Belasan hektare sawah warga Kabupaten Solok terendam banjir bandang

Rabu, 26 November 2025 20:52 WIB
Image Print
Sejumlah warga Koto Ilalang, Nagari Salayo, Kecamatan Kubung, Kabupaten Solok, Sumatera Barat yang terdampak banjir bandang melewati jembatan darurat dibangun warga. ANTARA/HO-Diskominfo Kabupaten Solok

Solok (ANTARA) - Belasan hektare sawah warga terendam banjir bandang akibat luapan air Sungai Batang Aia Gawan, Nagari (Desa) Salayo, Kecamatan Kubung, Kabupaten Solok, Sumatera Barat.

Camat Kubung Acil Fasra di Solok, Rabu, mengatakan akibat banjir bandang tersebut lebih dari 1.000 warga atau 512 kepala keluarga (KK) yang terdampak.

Sawah terendam banjir sekitar 15 hektare, sedangkan ternak warga berupa itik 150 ekor hanyut serta dua ekor kambing milik warga hilang.

"Lahan pertanian yang terdampak merupakan lahan yang sudah siap panen," kata dia.
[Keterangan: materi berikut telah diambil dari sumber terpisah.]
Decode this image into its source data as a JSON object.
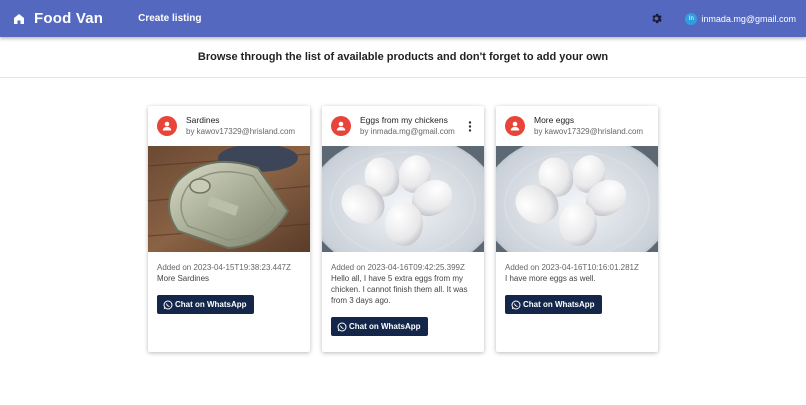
{
  "appbar": {
    "brand": "Food Van",
    "create_listing": "Create listing",
    "user_initial": "In",
    "user_email": "inmada.mg@gmail.com"
  },
  "subheader": {
    "text": "Browse through the list of available products and don't forget to add your own"
  },
  "colors": {
    "appbar": "#5468c0",
    "avatar": "#e8443a",
    "button": "#14274a"
  },
  "cards": [
    {
      "title": "Sardines",
      "owner": "by kawov17329@hrisland.com",
      "date": "Added on 2023-04-15T19:38:23.447Z",
      "description": "More Sardines",
      "button": "Chat on WhatsApp",
      "image": "sardine-can"
    },
    {
      "title": "Eggs from my chickens",
      "owner": "by inmada.mg@gmail.com",
      "date": "Added on 2023-04-16T09:42:25.399Z",
      "description": "Hello all, I have 5 extra eggs from my chicken. I cannot finish them all. It was from 3 days ago.",
      "button": "Chat on WhatsApp",
      "image": "eggs-bowl"
    },
    {
      "title": "More eggs",
      "owner": "by kawov17329@hrisland.com",
      "date": "Added on 2023-04-16T10:16:01.281Z",
      "description": "I have more eggs as well.",
      "button": "Chat on WhatsApp",
      "image": "eggs-bowl"
    }
  ]
}
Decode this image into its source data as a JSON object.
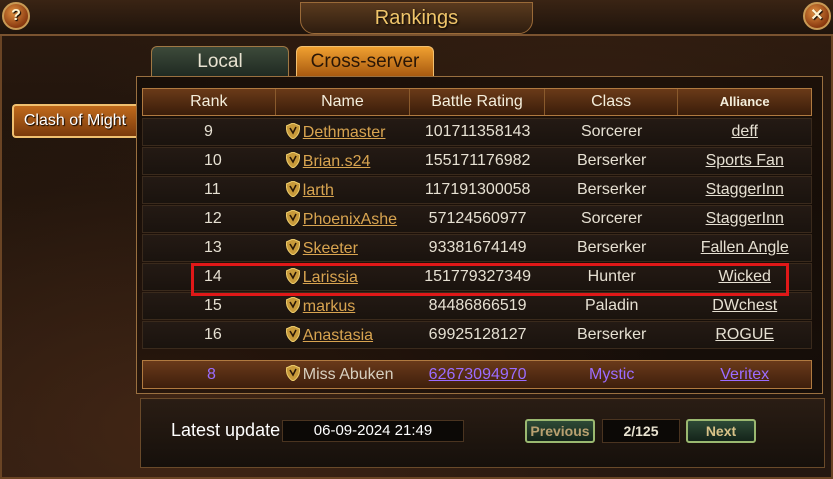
{
  "window": {
    "title": "Rankings",
    "help_label": "?",
    "close_label": "✕"
  },
  "tabs": [
    {
      "label": "Local",
      "active": false
    },
    {
      "label": "Cross-server",
      "active": true
    }
  ],
  "side_tab": {
    "label": "Clash of Might"
  },
  "table": {
    "headers": [
      "Rank",
      "Name",
      "Battle Rating",
      "Class",
      "Alliance"
    ],
    "rows": [
      {
        "rank": "9",
        "name": "Dethmaster",
        "battle_rating": "101711358143",
        "class": "Sorcerer",
        "alliance": "deff"
      },
      {
        "rank": "10",
        "name": "Brian.s24",
        "battle_rating": "155171176982",
        "class": "Berserker",
        "alliance": "Sports Fan"
      },
      {
        "rank": "11",
        "name": "larth",
        "battle_rating": "117191300058",
        "class": "Berserker",
        "alliance": "StaggerInn"
      },
      {
        "rank": "12",
        "name": "PhoenixAshe",
        "battle_rating": "57124560977",
        "class": "Sorcerer",
        "alliance": "StaggerInn"
      },
      {
        "rank": "13",
        "name": "Skeeter",
        "battle_rating": "93381674149",
        "class": "Berserker",
        "alliance": "Fallen Angle"
      },
      {
        "rank": "14",
        "name": "Larissia",
        "battle_rating": "151779327349",
        "class": "Hunter",
        "alliance": "Wicked"
      },
      {
        "rank": "15",
        "name": "markus",
        "battle_rating": "84486866519",
        "class": "Paladin",
        "alliance": "DWchest"
      },
      {
        "rank": "16",
        "name": "Anastasia",
        "battle_rating": "69925128127",
        "class": "Berserker",
        "alliance": "ROGUE"
      }
    ],
    "highlighted_rank": "14",
    "self_row": {
      "rank": "8",
      "name": "Miss Abuken",
      "battle_rating": "62673094970",
      "class": "Mystic",
      "alliance": "Veritex"
    }
  },
  "footer": {
    "latest_update_label": "Latest update",
    "latest_update_value": "06-09-2024 21:49",
    "previous_label": "Previous",
    "page_indicator": "2/125",
    "next_label": "Next"
  },
  "colors": {
    "accent_gold": "#f0c56a",
    "highlight_red": "#e01818",
    "self_purple": "#9b6cff"
  },
  "icons": {
    "row_name_icon": "shield-icon"
  }
}
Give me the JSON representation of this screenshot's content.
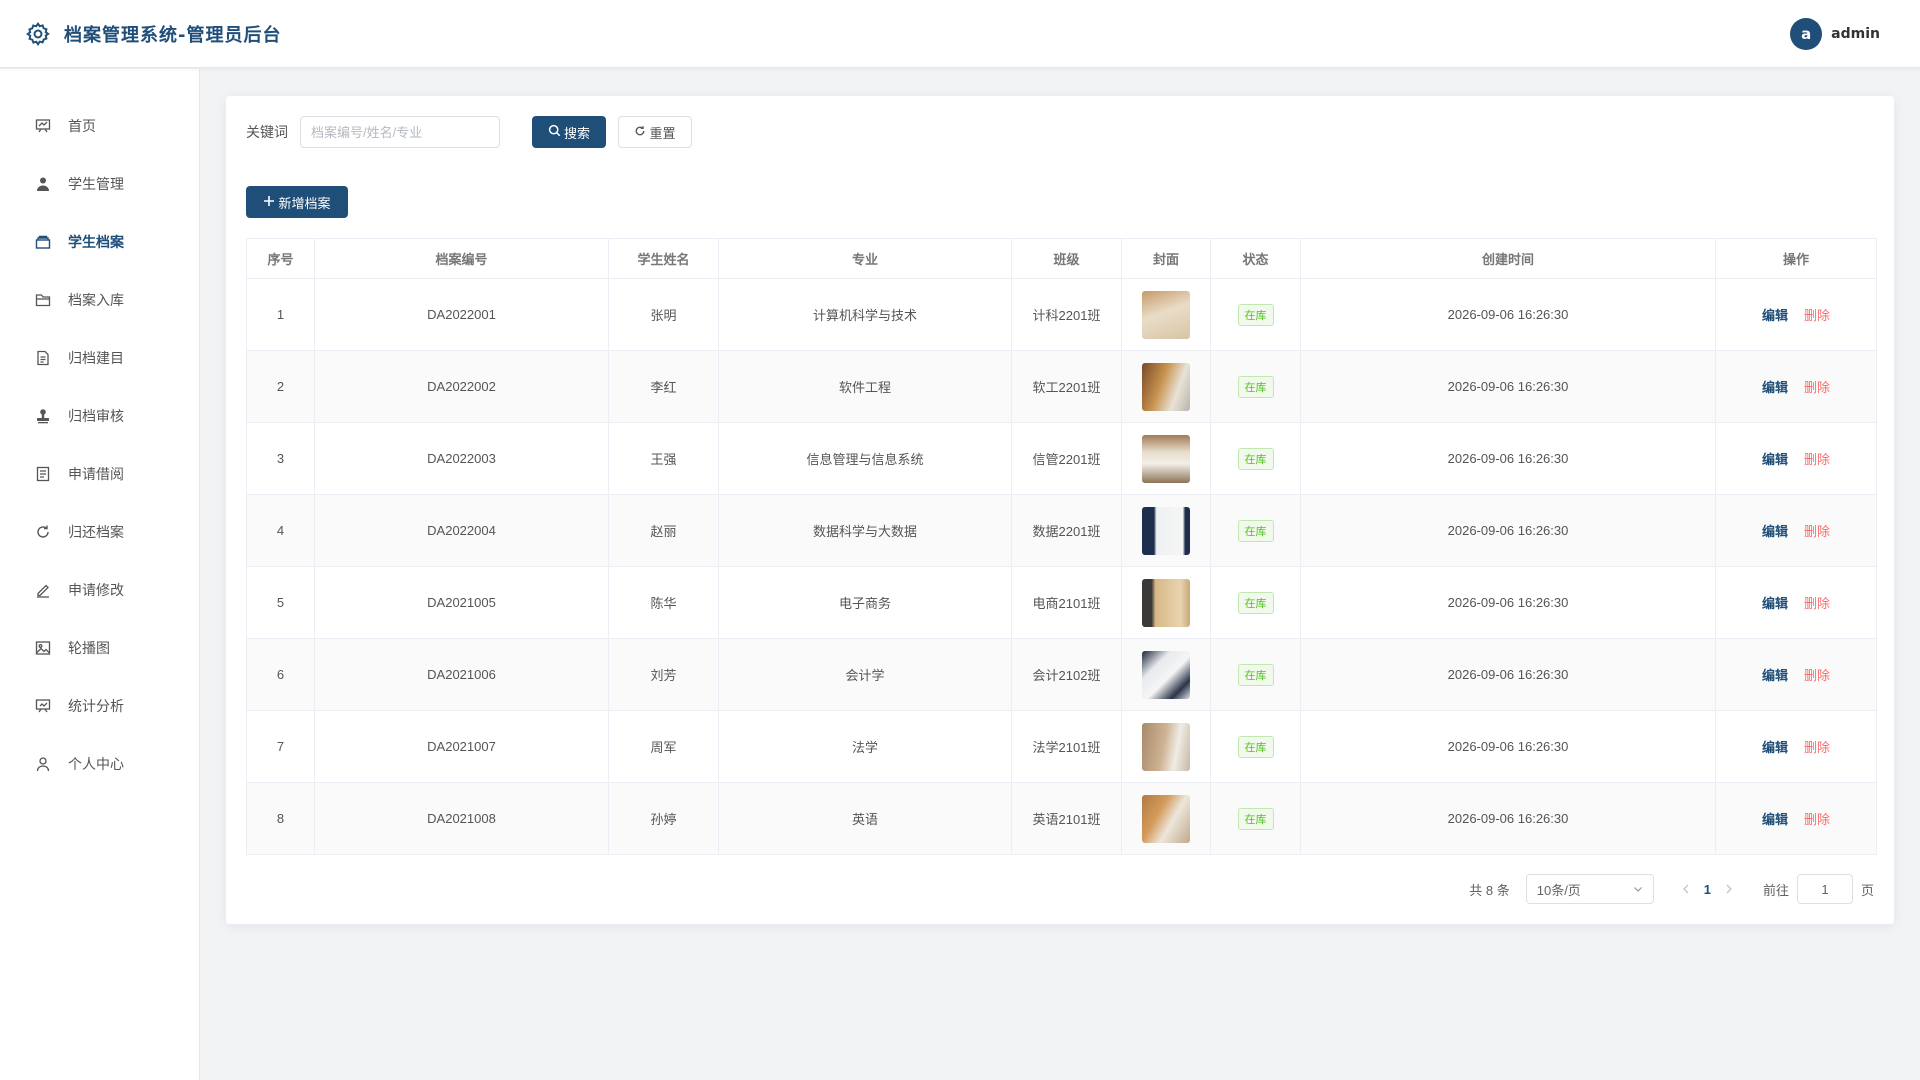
{
  "header": {
    "title": "档案管理系统-管理员后台",
    "avatar_letter": "a",
    "username": "admin"
  },
  "sidebar": {
    "items": [
      {
        "label": "首页",
        "icon": "dashboard-icon",
        "active": false
      },
      {
        "label": "学生管理",
        "icon": "user-icon",
        "active": false
      },
      {
        "label": "学生档案",
        "icon": "archive-box-icon",
        "active": true
      },
      {
        "label": "档案入库",
        "icon": "folder-icon",
        "active": false
      },
      {
        "label": "归档建目",
        "icon": "document-icon",
        "active": false
      },
      {
        "label": "归档审核",
        "icon": "stamp-icon",
        "active": false
      },
      {
        "label": "申请借阅",
        "icon": "form-icon",
        "active": false
      },
      {
        "label": "归还档案",
        "icon": "refresh-icon",
        "active": false
      },
      {
        "label": "申请修改",
        "icon": "edit-pen-icon",
        "active": false
      },
      {
        "label": "轮播图",
        "icon": "picture-icon",
        "active": false
      },
      {
        "label": "统计分析",
        "icon": "presentation-chart-icon",
        "active": false
      },
      {
        "label": "个人中心",
        "icon": "person-outline-icon",
        "active": false
      }
    ]
  },
  "search": {
    "label": "关键词",
    "placeholder": "档案编号/姓名/专业",
    "value": "",
    "search_button": "搜索",
    "reset_button": "重置"
  },
  "toolbar": {
    "add_button": "新增档案"
  },
  "table": {
    "columns": [
      "序号",
      "档案编号",
      "学生姓名",
      "专业",
      "班级",
      "封面",
      "状态",
      "创建时间",
      "操作"
    ],
    "rows": [
      {
        "index": "1",
        "code": "DA2022001",
        "name": "张明",
        "major": "计算机科学与技术",
        "class": "计科2201班",
        "status": "在库",
        "created": "2026-09-06 16:26:30"
      },
      {
        "index": "2",
        "code": "DA2022002",
        "name": "李红",
        "major": "软件工程",
        "class": "软工2201班",
        "status": "在库",
        "created": "2026-09-06 16:26:30"
      },
      {
        "index": "3",
        "code": "DA2022003",
        "name": "王强",
        "major": "信息管理与信息系统",
        "class": "信管2201班",
        "status": "在库",
        "created": "2026-09-06 16:26:30"
      },
      {
        "index": "4",
        "code": "DA2022004",
        "name": "赵丽",
        "major": "数据科学与大数据",
        "class": "数据2201班",
        "status": "在库",
        "created": "2026-09-06 16:26:30"
      },
      {
        "index": "5",
        "code": "DA2021005",
        "name": "陈华",
        "major": "电子商务",
        "class": "电商2101班",
        "status": "在库",
        "created": "2026-09-06 16:26:30"
      },
      {
        "index": "6",
        "code": "DA2021006",
        "name": "刘芳",
        "major": "会计学",
        "class": "会计2102班",
        "status": "在库",
        "created": "2026-09-06 16:26:30"
      },
      {
        "index": "7",
        "code": "DA2021007",
        "name": "周军",
        "major": "法学",
        "class": "法学2101班",
        "status": "在库",
        "created": "2026-09-06 16:26:30"
      },
      {
        "index": "8",
        "code": "DA2021008",
        "name": "孙婷",
        "major": "英语",
        "class": "英语2101班",
        "status": "在库",
        "created": "2026-09-06 16:26:30"
      }
    ],
    "edit_label": "编辑",
    "delete_label": "删除"
  },
  "pagination": {
    "total_text": "共 8 条",
    "page_size": "10条/页",
    "current_page": "1",
    "goto_label": "前往",
    "goto_value": "1",
    "page_suffix": "页"
  },
  "colors": {
    "primary": "#1f4e79",
    "danger": "#f56c6c",
    "success": "#52c41a"
  }
}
Bencana tersebut terjadi secara tiba-tiba dengan debit air besar yang disebabkan terbendung aliran Sungai Batang Aia Gawan di Nagari Salayo akibat intensitas hujan yang tinggi, sejak beberapa waktu terakhir.
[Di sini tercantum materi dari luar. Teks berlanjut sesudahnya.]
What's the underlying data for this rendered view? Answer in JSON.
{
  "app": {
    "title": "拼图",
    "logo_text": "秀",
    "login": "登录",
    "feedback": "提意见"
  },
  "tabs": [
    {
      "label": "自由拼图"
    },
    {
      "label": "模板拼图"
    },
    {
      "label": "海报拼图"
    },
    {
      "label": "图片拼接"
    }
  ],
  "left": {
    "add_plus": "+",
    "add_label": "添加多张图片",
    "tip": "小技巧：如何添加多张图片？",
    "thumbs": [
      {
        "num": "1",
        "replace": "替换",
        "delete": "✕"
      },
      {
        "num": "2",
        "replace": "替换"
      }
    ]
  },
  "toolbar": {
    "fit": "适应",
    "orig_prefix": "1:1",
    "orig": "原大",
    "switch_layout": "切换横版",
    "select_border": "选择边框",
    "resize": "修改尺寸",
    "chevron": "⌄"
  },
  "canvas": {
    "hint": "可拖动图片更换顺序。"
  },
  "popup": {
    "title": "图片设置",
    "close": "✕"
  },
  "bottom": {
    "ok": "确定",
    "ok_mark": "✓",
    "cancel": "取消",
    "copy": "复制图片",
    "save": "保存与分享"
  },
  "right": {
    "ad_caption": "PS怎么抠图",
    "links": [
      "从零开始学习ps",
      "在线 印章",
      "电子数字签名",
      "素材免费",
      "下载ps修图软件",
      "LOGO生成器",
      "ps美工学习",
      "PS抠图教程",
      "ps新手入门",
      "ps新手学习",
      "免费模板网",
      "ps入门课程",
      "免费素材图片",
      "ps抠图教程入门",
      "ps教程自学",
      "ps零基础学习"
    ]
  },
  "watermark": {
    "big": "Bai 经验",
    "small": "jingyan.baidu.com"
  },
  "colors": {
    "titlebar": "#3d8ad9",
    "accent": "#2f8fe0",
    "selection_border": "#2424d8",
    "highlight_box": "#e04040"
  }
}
"Tingginya intensitas hujan sejak beberapa waktu lalu mengakibatkan aliran Sungai Batang Aia Gawan meluap dan merambat ke sawah warga," katanya.
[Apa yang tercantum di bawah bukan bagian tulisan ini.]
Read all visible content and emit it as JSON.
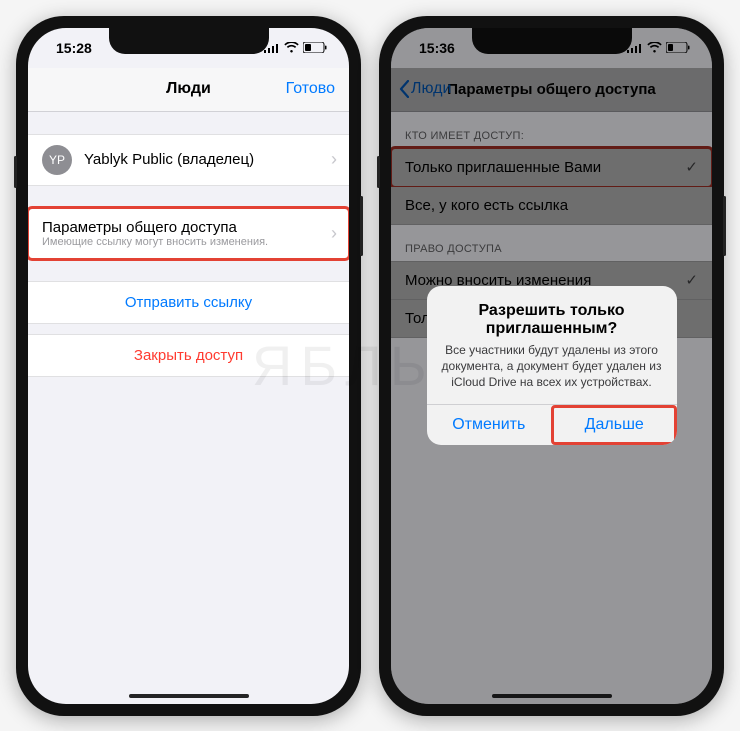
{
  "watermark": "ЯБЛЫК",
  "left": {
    "time": "15:28",
    "nav_title": "Люди",
    "nav_done": "Готово",
    "owner_initials": "YP",
    "owner_label": "Yablyk Public (владелец)",
    "sharing_params_title": "Параметры общего доступа",
    "sharing_params_sub": "Имеющие ссылку могут вносить изменения.",
    "send_link": "Отправить ссылку",
    "stop_sharing": "Закрыть доступ"
  },
  "right": {
    "time": "15:36",
    "nav_back": "Люди",
    "nav_title": "Параметры общего доступа",
    "section_who": "КТО ИМЕЕТ ДОСТУП:",
    "opt_invited": "Только приглашенные Вами",
    "opt_link": "Все, у кого есть ссылка",
    "section_rights": "ПРАВО ДОСТУПА",
    "opt_edit": "Можно вносить изменения",
    "opt_view": "Только просмотр",
    "alert_title": "Разрешить только приглашенным?",
    "alert_message": "Все участники будут удалены из этого документа, а документ будет удален из iCloud Drive на всех их устройствах.",
    "alert_cancel": "Отменить",
    "alert_continue": "Дальше"
  }
}
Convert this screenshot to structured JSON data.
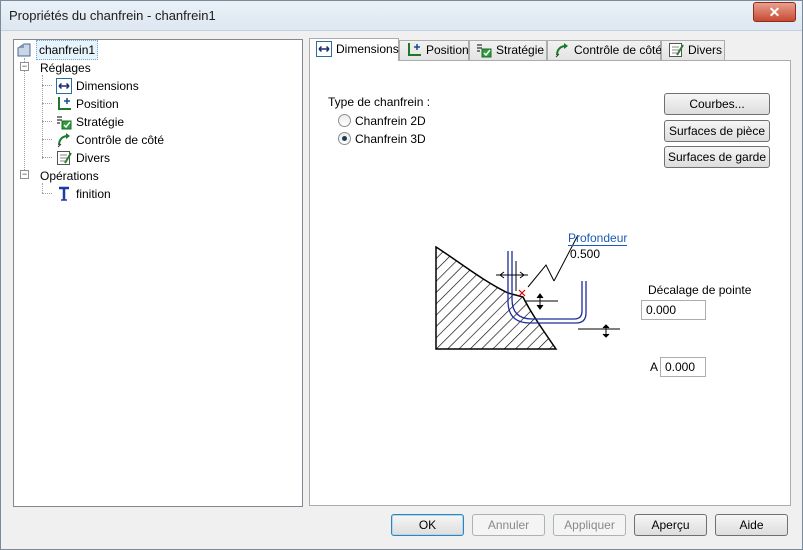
{
  "window": {
    "title": "Propriétés du chanfrein - chanfrein1",
    "close_glyph": "✕"
  },
  "tree": {
    "root": "chanfrein1",
    "reglages": "Réglages",
    "reglages_items": [
      "Dimensions",
      "Position",
      "Stratégie",
      "Contrôle de côté",
      "Divers"
    ],
    "operations": "Opérations",
    "operations_items": [
      "finition"
    ]
  },
  "tabs": [
    "Dimensions",
    "Position",
    "Stratégie",
    "Contrôle de côté",
    "Divers"
  ],
  "panel": {
    "type_label": "Type de chanfrein :",
    "radio_2d": "Chanfrein 2D",
    "radio_3d": "Chanfrein 3D",
    "selected": "Chanfrein 3D",
    "btn_courbes": "Courbes...",
    "btn_surfaces_piece": "Surfaces de pièce",
    "btn_surfaces_garde": "Surfaces de garde",
    "profondeur_label": "Profondeur",
    "profondeur_value": "0.500",
    "decalage_label": "Décalage de pointe",
    "decalage_value": "0.000",
    "a_label": "A",
    "a_value": "0.000"
  },
  "footer": {
    "ok": "OK",
    "annuler": "Annuler",
    "appliquer": "Appliquer",
    "apercu": "Aperçu",
    "aide": "Aide"
  },
  "colors": {
    "accent": "#3c7fb1",
    "link": "#1e5bb4",
    "strategy_green": "#2e9e3a"
  }
}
Luapan air sungai tersebut berdampak ke Nagari Koto Baru, Selayo, Koto Hilalang, dan Gantung Ciri.

Di Nagari Koto Baru banjir melanda Jorong Kajai, Sawah Pasir, dan Jorong Simpang, sedangkan di Nagari Salayo, banjir di Jorong Sawah Sudut, Batu Palano, dan Galanggang Tangah.

"Tidak ada korban jiwa dari peristiwa banjir tersebut karena masyarakat langsung kita evakuasi ke tempat lebih aman pada subuh Senin (25/10)," kata dia.

Ia mengatakan forum komunikasi pimpinan kecamatan (forkopimcam), yakni kapolsek, danramil dan pihak lainnya melakukan evakuasi saat subuh, sehingga tidak ada warga yang terdampak.

"Titik evakuasi mulai dari Jorong Sawah Pasia, Nagari Koto Baru, Lubuak Aguang, dan Batu Palano. Yang dievakuasi di masjid," ujar dia.

Selain itu, warga yang tinggal di dekat sungai langsung dilakukan evakuasi dengan menggunakan perahu karet BPBD Kabupaten Solok.

"Bencana banjir tersebut merusak jembatan yang merupakan akses utama penghubung masyarakat Jorong Muaro Busuak," kata dia.

Forkopimcam setempat telah berhasil membangun jembatan darurat karena satu-satunya akses masyarakat setempat.

Ia menyebut Pemkab Solok sudah menyalurkan bantuan sembako 56 paket kepada korban.

Saat ini, kondisi cuaca masih ekstrem. Tim kesehatan siap siaga memberikan pelayanan kesehatan bagi lansia dan anak. Saat ini, 55 KK sudah dievakuasi ke masjid setempat.

Ia mengimbau masyarakat setempat untuk terus meningkatkan kewaspadaan terhadap ancaman bencana hidrometeorologi karena intensitas hujan masih tinggi.

"Harapan dari kami ke pemerintah pusat, pemprov maupun pemda nantinya agar memberikan bantuan untuk perbaikan jembatan dan perbaikan rumah warga yang rusak," katanya.